George: Sim, "Britannia rules the world!"
- Os portugueses, por outro lado, fariam a peça de maneira diferente:
Mercedes: Afonso...
Afonso: Diz, minha pescadinha de rabo na boca.
Mercedes:Tenho-te sido infiel...
Afonso: Cabra!
Mercedes:Vês, nunca passaste de um ordinário! A mamã é que tinha razão.
Afonso: Vagabunda!
Mercedes: Há quem não se queixe...
Afonso: Pois, imagino... É de Caicoli?
Mercedes: Sim, são! Como é que adivinhaste?
Afonso: Já tinha dado pela falta das cervejas no frigorífico.
Mercedes: Se me amasses de verdade, acho que compreenderias...
Afonso: Debochada!
Mercedes: O amor é uma coisa tão bonita!
Afonso: Pindérica!
Mercedes: A culpa foi daquele livro que me ofereceste, da Margarida Rebelo Pinto.
Afonso: Galdéria!
Mercedes: Tenho-o lido todas as noites.
Afonso: Vadia!
Mercedes: Ah, já me esquecia. Chegou hoje o dinheiro da herança do papá. Vamos jantar fora?
Afonso: Sim, minha pescadinha de rabo na boca.

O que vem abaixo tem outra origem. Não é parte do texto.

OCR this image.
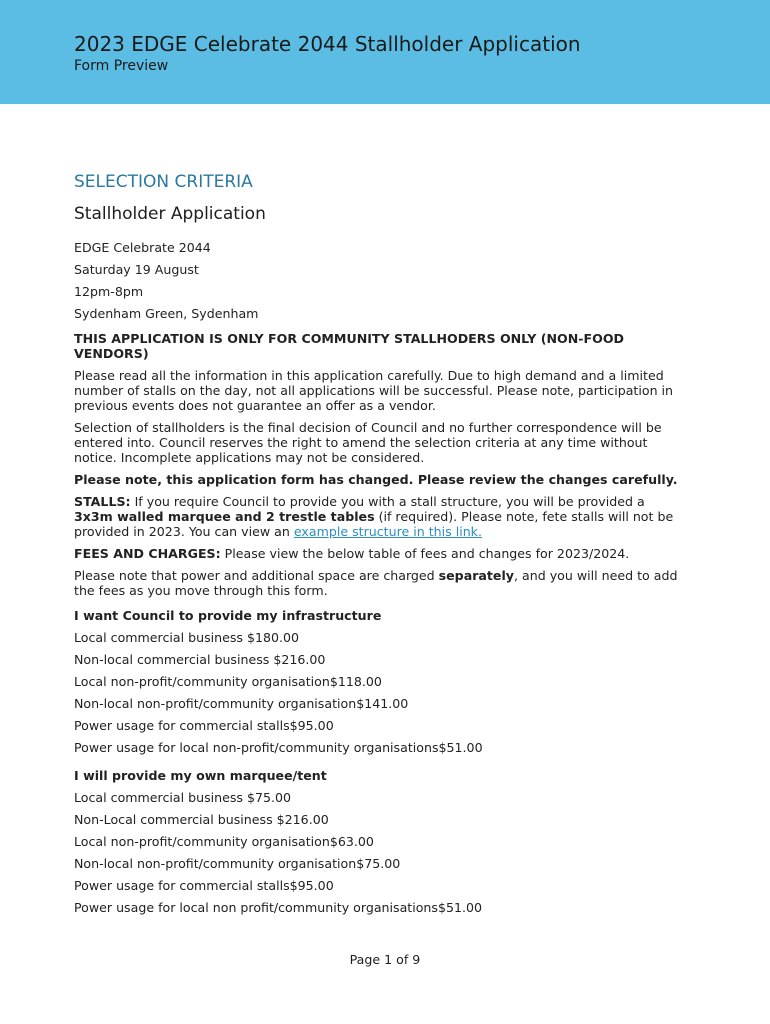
2023 EDGE Celebrate 2044 Stallholder Application
Form Preview
SELECTION CRITERIA
Stallholder Application
EDGE Celebrate 2044
Saturday 19 August
12pm-8pm
Sydenham Green, Sydenham
THIS APPLICATION IS ONLY FOR COMMUNITY STALLHODERS ONLY (NON-FOOD VENDORS)
Please read all the information in this application carefully. Due to high demand and a limited number of stalls on the day, not all applications will be successful. Please note, participation in previous events does not guarantee an offer as a vendor.
Selection of stallholders is the final decision of Council and no further correspondence will be entered into. Council reserves the right to amend the selection criteria at any time without notice. Incomplete applications may not be considered.
Please note, this application form has changed. Please review the changes carefully.
STALLS: If you require Council to provide you with a stall structure, you will be provided a 3x3m walled marquee and 2 trestle tables (if required). Please note, fete stalls will not be provided in 2023. You can view an example structure in this link.
FEES AND CHARGES: Please view the below table of fees and changes for 2023/2024.
Please note that power and additional space are charged separately, and you will need to add the fees as you move through this form.
I want Council to provide my infrastructure
Local commercial business $180.00
Non-local commercial business $216.00
Local non-profit/community organisation$118.00
Non-local non-profit/community organisation$141.00
Power usage for commercial stalls$95.00
Power usage for local non-profit/community organisations$51.00
I will provide my own marquee/tent
Local commercial business $75.00
Non-Local commercial business $216.00
Local non-profit/community organisation$63.00
Non-local non-profit/community organisation$75.00
Power usage for commercial stalls$95.00
Power usage for local non profit/community organisations$51.00
Page 1 of 9
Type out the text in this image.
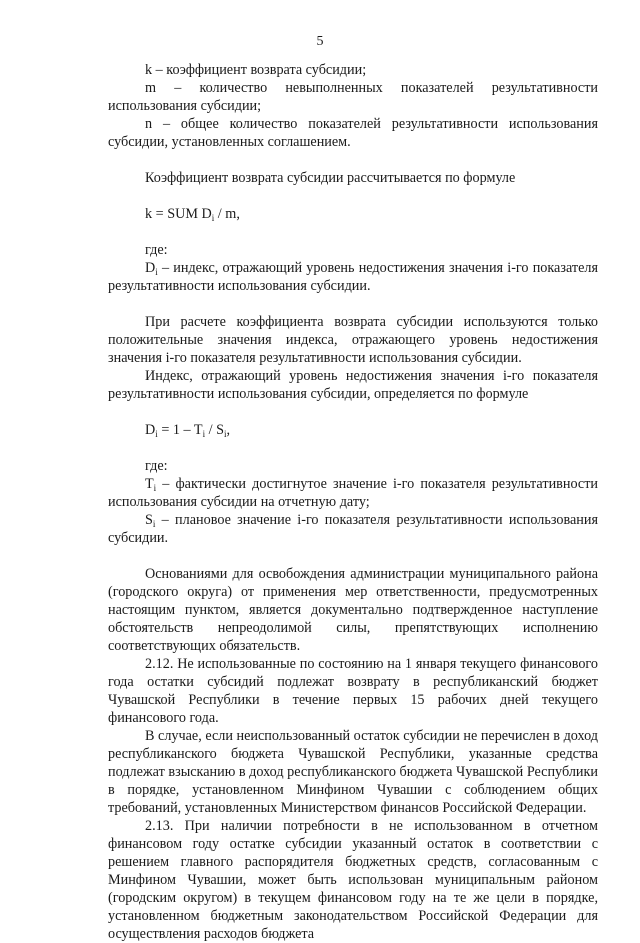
5

k – коэффициент возврата субсидии;

m – количество невыполненных показателей результативности использования субсидии;

n – общее количество показателей результативности использования субсидии, установленных соглашением.

Коэффициент возврата субсидии рассчитывается по формуле

k = SUM $D_i$ / m,

где:

$D_i$ – индекс, отражающий уровень недостижения значения i-го показателя результативности использования субсидии.

При расчете коэффициента возврата субсидии используются только положительные значения индекса, отражающего уровень недостижения значения i-го показателя результативности использования субсидии.

Индекс, отражающий уровень недостижения значения i-го показателя результативности использования субсидии, определяется по формуле

$D_i = 1 - T_i / S_i$,

где:

$T_i$ – фактически достигнутое значение i-го показателя результативности использования субсидии на отчетную дату;

$S_i$ – плановое значение i-го показателя результативности использования субсидии.

Основаниями для освобождения администрации муниципального района (городского округа) от применения мер ответственности, предусмотренных настоящим пунктом, является документально подтвержденное наступление обстоятельств непреодолимой силы, препятствующих исполнению соответствующих обязательств.

2.12. Не использованные по состоянию на 1 января текущего финансового года остатки субсидий подлежат возврату в республиканский бюджет Чувашской Республики в течение первых 15 рабочих дней текущего финансового года.

В случае, если неиспользованный остаток субсидии не перечислен в доход республиканского бюджета Чувашской Республики, указанные средства подлежат взысканию в доход республиканского бюджета Чувашской Республики в порядке, установленном Минфином Чувашии с соблюдением общих требований, установленных Министерством финансов Российской Федерации.

2.13. При наличии потребности в не использованном в отчетном финансовом году остатке субсидии указанный остаток в соответствии с решением главного распорядителя бюджетных средств, согласованным с Минфином Чувашии, может быть использован муниципальным районом (городским округом) в текущем финансовом году на те же цели в порядке, установленном бюджетным законодательством Российской Федерации для осуществления расходов бюджета
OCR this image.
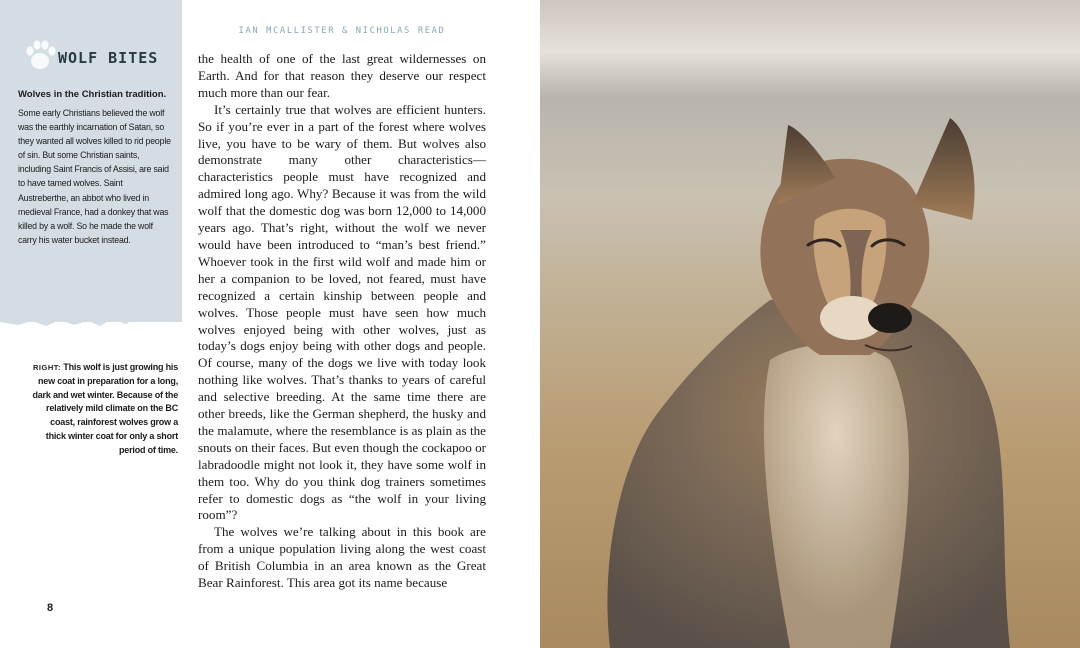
WOLF BITES
Wolves in the Christian tradition.
Some early Christians believed the wolf was the earthly incarnation of Satan, so they wanted all wolves killed to rid people of sin. But some Christian saints, including Saint Francis of Assisi, are said to have tamed wolves. Saint Austreberthe, an abbot who lived in medieval France, had a donkey that was killed by a wolf. So he made the wolf carry his water bucket instead.
RIGHT: This wolf is just growing his new coat in preparation for a long, dark and wet winter. Because of the relatively mild climate on the BC coast, rainforest wolves grow a thick winter coat for only a short period of time.
IAN MCALLISTER & NICHOLAS READ

the health of one of the last great wildernesses on Earth. And for that reason they deserve our respect much more than our fear.

It’s certainly true that wolves are efficient hunters. So if you’re ever in a part of the forest where wolves live, you have to be wary of them. But wolves also demonstrate many other characteristics—characteristics people must have recognized and admired long ago. Why? Because it was from the wild wolf that the domestic dog was born 12,000 to 14,000 years ago. That’s right, without the wolf we never would have been introduced to “man’s best friend.” Whoever took in the first wild wolf and made him or her a companion to be loved, not feared, must have recognized a certain kinship between people and wolves. Those people must have seen how much wolves enjoyed being with other wolves, just as today’s dogs enjoy being with other dogs and people. Of course, many of the dogs we live with today look nothing like wolves. That’s thanks to years of careful and selective breeding. At the same time there are other breeds, like the German shepherd, the husky and the malamute, where the resemblance is as plain as the snouts on their faces. But even though the cockapoo or labradoodle might not look it, they have some wolf in them too. Why do you think dog trainers sometimes refer to domestic dogs as “the wolf in your living room”?

The wolves we’re talking about in this book are from a unique population living along the west coast of British Columbia in an area known as the Great Bear Rainforest. This area got its name because

8
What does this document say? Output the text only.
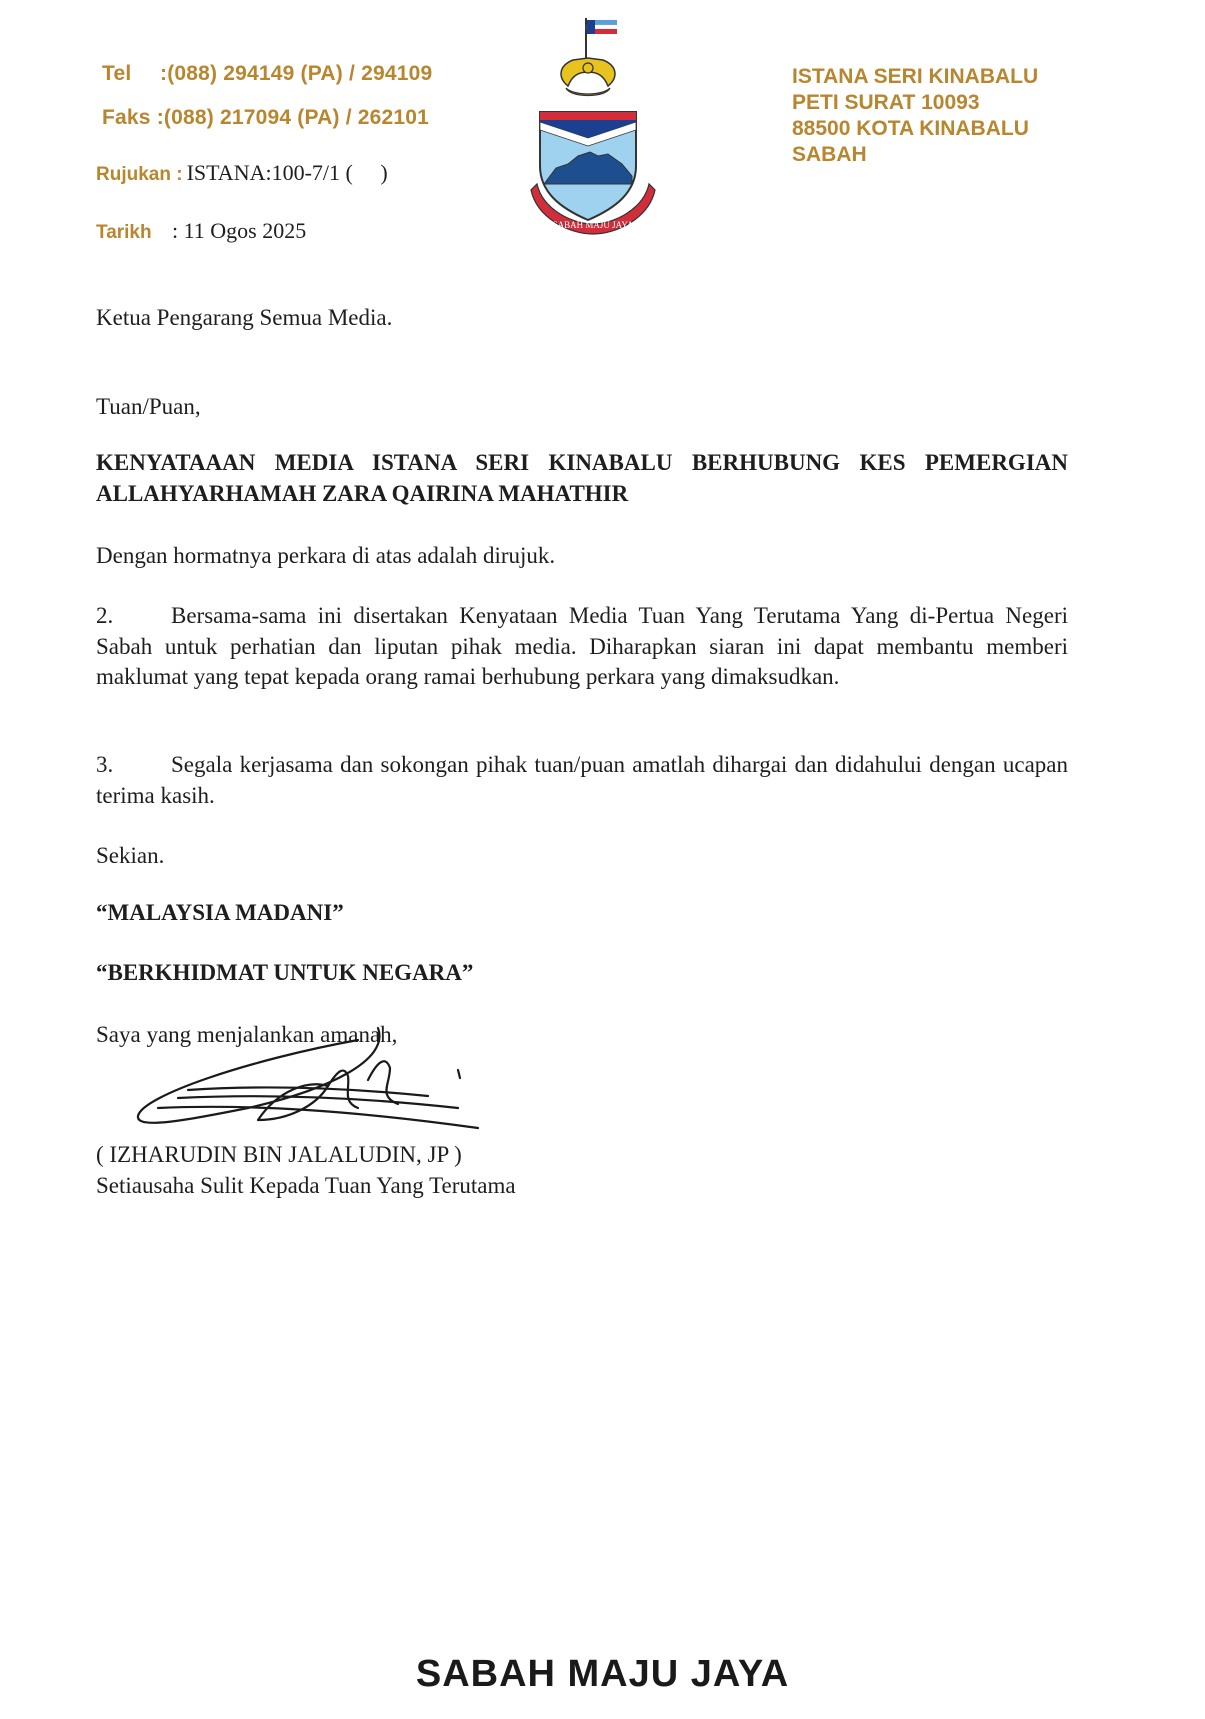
Tel :(088) 294149 (PA) / 294109
Faks :(088) 217094 (PA) / 262101
Rujukan : ISTANA:100-7/1 (     )
Tarikh : 11 Ogos 2025	SABAH MAJU JAYA
ISTANA SERI KINABALU
PETI SURAT 10093
88500 KOTA KINABALU
SABAH
Ketua Pengarang Semua Media.
Tuan/Puan,
KENYATAAAN MEDIA ISTANA SERI KINABALU BERHUBUNG KES PEMERGIAN ALLAHYARHAMAH ZARA QAIRINA MAHATHIR
Dengan hormatnya perkara di atas adalah dirujuk.
2.	Bersama-sama ini disertakan Kenyataan Media Tuan Yang Terutama Yang di-Pertua Negeri Sabah untuk perhatian dan liputan pihak media. Diharapkan siaran ini dapat membantu memberi maklumat yang tepat kepada orang ramai berhubung perkara yang dimaksudkan.
3.	Segala kerjasama dan sokongan pihak tuan/puan amatlah dihargai dan didahului dengan ucapan terima kasih.
Sekian.
“MALAYSIA MADANI”
“BERKHIDMAT UNTUK NEGARA”
Saya yang menjalankan amanah,
( IZHARUDIN BIN JALALUDIN, JP )
Setiausaha Sulit Kepada Tuan Yang Terutama
SABAH MAJU JAYA
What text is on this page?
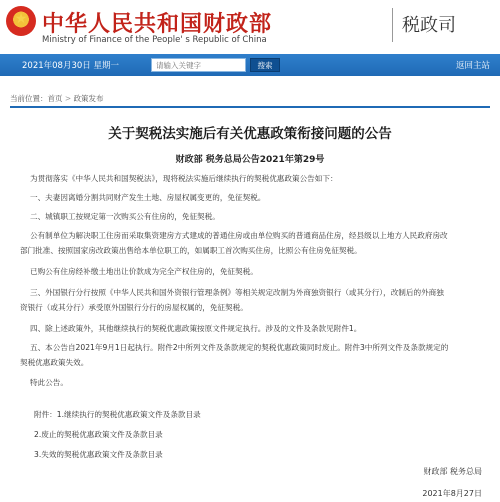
★
中华人民共和国财政部
Ministry of Finance of the People' s Republic of China
税政司
2021年08月30日 星期一
请输入关键字	搜索	返回主站
当前位置：首页 > 政策发布
关于契税法实施后有关优惠政策衔接问题的公告
财政部 税务总局公告2021年第29号
为贯彻落实《中华人民共和国契税法》，现将税法实施后继续执行的契税优惠政策公告如下：
一、夫妻因离婚分割共同财产发生土地、房屋权属变更的，免征契税。
二、城镇职工按规定第一次购买公有住房的，免征契税。
公有制单位为解决职工住房而采取集资建房方式建成的普通住房或由单位购买的普通商品住房，经县级以上地方人民政府房改
部门批准、按照国家房改政策出售给本单位职工的，如属职工首次购买住房，比照公有住房免征契税。
已购公有住房经补缴土地出让价款成为完全产权住房的，免征契税。
三、外国银行分行按照《中华人民共和国外资银行管理条例》等相关规定改制为外商独资银行（或其分行），改制后的外商独
资银行（或其分行）承受原外国银行分行的房屋权属的，免征契税。
四、除上述政策外，其他继续执行的契税优惠政策按原文件规定执行。涉及的文件及条款见附件1。
五、本公告自2021年9月1日起执行。附件2中所列文件及条款规定的契税优惠政策同时废止。附件3中所列文件及条款规定的
契税优惠政策失效。
特此公告。
附件：1.继续执行的契税优惠政策文件及条款目录
2.废止的契税优惠政策文件及条款目录
3.失效的契税优惠政策文件及条款目录
财政部 税务总局
2021年8月27日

- E finalmente os actores timorenses ( certamente influenciados pelas "work-shops" de Joaneto Didascálico ):
Bibá Ximenes: Gugu.
Gugu Ximenes: Hum.
Bibá: Queria dizer-lhe uma coisa. Tenho um amante.
Gugu: Já sei disso há um ano.
Bibá: Não é isso. Quero dizer que tenho um novo amante.
Gugu: Mas, então, o que acontecerá ao Fifi Sarmento?
Bibá: Não sei.
Gugu: Coitado. Hei-de convidá-lo para sócio da minha nova empresa petrolífera, no Suai.
Bibá: Acho que é uma obrigação sua. Afinal, você nunca foi muito amável para ele.
Gugu: Nunca mo apresentou.
Bibá: É verdade, tem razão! Tinha medo que soubesse...
Gugu: Tinha medo de quê? Não me estava a ver de catana em punho a cortar a cabeça de vocês os dois, pois não?
Bibá: Por acaso, estava.
Gugu: Não seja bárbara! Já viu a quantidade de sangue que se espalhava pela sala? Seria péssimo para os nossos tais de Lospalos.
Bibá: Ao menos podia mostrar uma pontinha de ciúme. Qualquer dia, atiro-me por aquela janela, só para lhe chamar a atenção.
Gugu: Não seja trágica! Estamos no 25.º andar. Já viu a queda que dava? Só iria complicar ainda mais o trânsito do suco.
Bibá: O Gugu não me liga nenhuma.
Gugu: Por favor, tive um dia difícil! A bolsa de valores de Bobonaro voltou a descer, comprei mais cinco petroleiros que estão parados em Baucau e tenho seis contas no B.N.U. dependentes da oscilação das taxas de juro da Reserva Federal Norte-Americana.
Bibá: O Gugu despreza-me...
Gugu: Ah, chegou o meu helicóptero particular. Vou ter que sair.
Bibá: Sim, sim, deixa-me outra vez sozinha para ir jogar com os seus amigos...
Gugu: Isso é impressão sua.
Bibá: Ai sim?... Então por é que leva o galo debaixo do braço?